Gli hanno chiesto come avrebbe passato la serata. Se guardando il quarto di finale da cui uscirà il prossimo avversario, uno tra Tsitsipas e Alcaraz o andando al ristorante. Imperturbabile ha ribattuto che le due cose possono coesistere anche se a lui, in generale, piace starsene tranquillo. Ma non si deve pensare che tanta saggezza, l'ingrediente per essere il figlio o il fidanzato ideale, sia il segno di condiscendenza. Fin da quando adolescente abbandonò lo sci, in cui pure era un fenomeno, a favore del tennis sapendo di dare un piccolo dispiacere ai genitori, aveva le idee chiare sulla necessità di essere protagonista del proprio destino. E ha avuto la fortuna si scoprire che il padre, la madre, sono stati lungimiranti al punto di non frenare il cambio di scena.

Educato, gentile, però fermo nei suoi propositi. I fatti gli hanno dato ragione.
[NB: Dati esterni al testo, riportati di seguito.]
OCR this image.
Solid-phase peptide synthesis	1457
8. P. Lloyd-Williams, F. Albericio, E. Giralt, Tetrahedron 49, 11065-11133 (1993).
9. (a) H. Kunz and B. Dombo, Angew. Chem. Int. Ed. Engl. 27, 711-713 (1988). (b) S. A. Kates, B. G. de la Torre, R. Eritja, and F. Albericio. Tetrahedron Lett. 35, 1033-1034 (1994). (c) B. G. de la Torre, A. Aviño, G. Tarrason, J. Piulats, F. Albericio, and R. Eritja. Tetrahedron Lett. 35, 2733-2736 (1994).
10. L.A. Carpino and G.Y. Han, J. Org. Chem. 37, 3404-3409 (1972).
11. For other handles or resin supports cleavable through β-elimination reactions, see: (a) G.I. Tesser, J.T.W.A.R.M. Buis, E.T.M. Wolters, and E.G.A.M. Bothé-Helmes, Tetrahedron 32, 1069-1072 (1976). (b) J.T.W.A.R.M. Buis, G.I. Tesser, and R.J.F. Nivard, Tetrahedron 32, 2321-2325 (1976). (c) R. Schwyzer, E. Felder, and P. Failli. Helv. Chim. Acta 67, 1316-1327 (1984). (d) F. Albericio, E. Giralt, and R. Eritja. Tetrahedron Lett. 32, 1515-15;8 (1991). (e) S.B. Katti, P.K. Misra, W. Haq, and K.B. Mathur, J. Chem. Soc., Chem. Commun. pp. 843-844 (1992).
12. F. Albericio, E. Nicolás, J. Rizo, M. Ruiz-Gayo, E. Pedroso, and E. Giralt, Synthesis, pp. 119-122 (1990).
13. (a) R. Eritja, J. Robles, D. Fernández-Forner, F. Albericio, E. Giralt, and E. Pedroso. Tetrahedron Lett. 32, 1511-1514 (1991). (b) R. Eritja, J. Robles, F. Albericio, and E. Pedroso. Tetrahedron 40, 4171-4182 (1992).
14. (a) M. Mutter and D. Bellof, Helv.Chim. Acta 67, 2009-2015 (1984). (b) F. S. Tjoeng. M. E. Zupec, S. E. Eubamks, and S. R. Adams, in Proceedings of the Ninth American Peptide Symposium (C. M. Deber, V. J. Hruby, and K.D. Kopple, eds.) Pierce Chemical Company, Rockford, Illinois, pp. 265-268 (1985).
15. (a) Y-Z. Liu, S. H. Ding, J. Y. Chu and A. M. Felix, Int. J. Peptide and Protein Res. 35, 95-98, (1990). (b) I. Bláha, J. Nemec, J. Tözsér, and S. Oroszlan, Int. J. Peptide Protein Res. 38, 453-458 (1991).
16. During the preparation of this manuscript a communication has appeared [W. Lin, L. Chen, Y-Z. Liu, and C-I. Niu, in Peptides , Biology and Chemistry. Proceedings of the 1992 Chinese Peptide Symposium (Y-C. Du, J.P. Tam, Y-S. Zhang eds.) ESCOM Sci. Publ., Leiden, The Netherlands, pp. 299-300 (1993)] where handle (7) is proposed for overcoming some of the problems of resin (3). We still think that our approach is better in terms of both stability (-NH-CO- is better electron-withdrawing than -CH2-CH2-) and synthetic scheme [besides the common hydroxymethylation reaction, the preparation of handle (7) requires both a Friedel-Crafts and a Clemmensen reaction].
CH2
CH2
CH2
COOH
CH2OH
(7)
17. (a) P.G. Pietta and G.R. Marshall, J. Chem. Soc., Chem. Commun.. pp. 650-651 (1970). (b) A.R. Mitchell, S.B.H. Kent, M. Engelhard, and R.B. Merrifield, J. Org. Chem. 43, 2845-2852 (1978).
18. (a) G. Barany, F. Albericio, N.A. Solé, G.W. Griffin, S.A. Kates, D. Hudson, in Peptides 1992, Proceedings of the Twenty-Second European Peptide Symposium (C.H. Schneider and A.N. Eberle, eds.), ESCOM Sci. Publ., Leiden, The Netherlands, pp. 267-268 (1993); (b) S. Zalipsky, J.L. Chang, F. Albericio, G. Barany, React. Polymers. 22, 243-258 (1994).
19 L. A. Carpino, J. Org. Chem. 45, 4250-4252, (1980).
In pochi mesi ha scalato le gerarchie con una facilità figlia della felicità di chi è consapevole di aver scelto il mestiere che più gli aggrada e che dunque non sente fatica. Un manifesto contro gli stereotipi usati contro la sua generazione che dovrebbe essere sdraiata, abulica e inadatta ai sacrifici.
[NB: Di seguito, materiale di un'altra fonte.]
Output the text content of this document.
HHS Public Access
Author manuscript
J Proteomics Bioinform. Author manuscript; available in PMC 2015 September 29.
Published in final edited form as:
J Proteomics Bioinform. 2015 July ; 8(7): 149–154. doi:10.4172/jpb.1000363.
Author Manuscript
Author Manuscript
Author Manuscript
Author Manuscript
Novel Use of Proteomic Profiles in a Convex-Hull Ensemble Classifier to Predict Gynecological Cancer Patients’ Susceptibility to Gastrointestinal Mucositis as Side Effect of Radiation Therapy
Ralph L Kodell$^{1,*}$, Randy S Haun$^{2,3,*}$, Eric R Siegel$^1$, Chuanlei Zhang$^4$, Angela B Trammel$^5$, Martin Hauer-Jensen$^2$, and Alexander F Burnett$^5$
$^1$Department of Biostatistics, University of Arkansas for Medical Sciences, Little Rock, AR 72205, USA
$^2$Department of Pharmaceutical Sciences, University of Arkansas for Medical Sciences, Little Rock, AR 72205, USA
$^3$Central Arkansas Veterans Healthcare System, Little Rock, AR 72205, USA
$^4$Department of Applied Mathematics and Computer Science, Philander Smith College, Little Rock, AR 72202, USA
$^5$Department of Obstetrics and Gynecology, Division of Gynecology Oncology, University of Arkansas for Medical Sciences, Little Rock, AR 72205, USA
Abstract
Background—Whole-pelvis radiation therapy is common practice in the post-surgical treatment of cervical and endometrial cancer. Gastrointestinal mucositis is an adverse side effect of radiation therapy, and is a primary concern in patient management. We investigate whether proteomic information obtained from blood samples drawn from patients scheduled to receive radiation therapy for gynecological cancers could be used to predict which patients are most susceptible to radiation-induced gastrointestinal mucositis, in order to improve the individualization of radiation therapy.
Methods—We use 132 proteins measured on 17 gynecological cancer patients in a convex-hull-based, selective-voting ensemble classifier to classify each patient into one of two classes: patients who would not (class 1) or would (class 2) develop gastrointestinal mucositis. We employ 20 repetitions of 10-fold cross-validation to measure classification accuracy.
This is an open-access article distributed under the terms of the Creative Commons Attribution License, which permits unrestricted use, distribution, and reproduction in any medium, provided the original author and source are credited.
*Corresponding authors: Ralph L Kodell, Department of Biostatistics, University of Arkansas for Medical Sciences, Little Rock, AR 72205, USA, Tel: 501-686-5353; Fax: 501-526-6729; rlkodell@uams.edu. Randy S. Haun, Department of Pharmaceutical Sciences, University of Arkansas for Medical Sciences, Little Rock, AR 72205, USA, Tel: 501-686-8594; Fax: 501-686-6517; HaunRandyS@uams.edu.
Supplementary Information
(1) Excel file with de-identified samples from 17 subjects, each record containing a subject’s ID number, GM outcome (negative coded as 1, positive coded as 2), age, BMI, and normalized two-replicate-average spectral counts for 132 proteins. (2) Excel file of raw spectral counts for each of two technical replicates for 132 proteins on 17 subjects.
Altro stereotipo vuole che se è difficile arrivare in cima, ancora più complicato è rimanerci. Succede spesso. Può capitare anche al nostro altoatesimo, certo. Ma già da ora, mentre celebriamo questo primato senza precedenti per lo sport italiano, pare chiara una cosa: Jannik Sinner ha, in sé, tutti gli anticorpi per maneggiare con cura l'ebbrezza dell'alta quota. E se per qualsiasi motivo ruzzolerà di qualche metro si rialzerà dandoci la certezza che non è successo niente di grave. È vero che anche la pallina del tennis è rotonda, dunque capricciosa. Lui sa come mandarla nell'altro lato del campo, anche dopo un rovescio, con un concreto rovescio del suoi.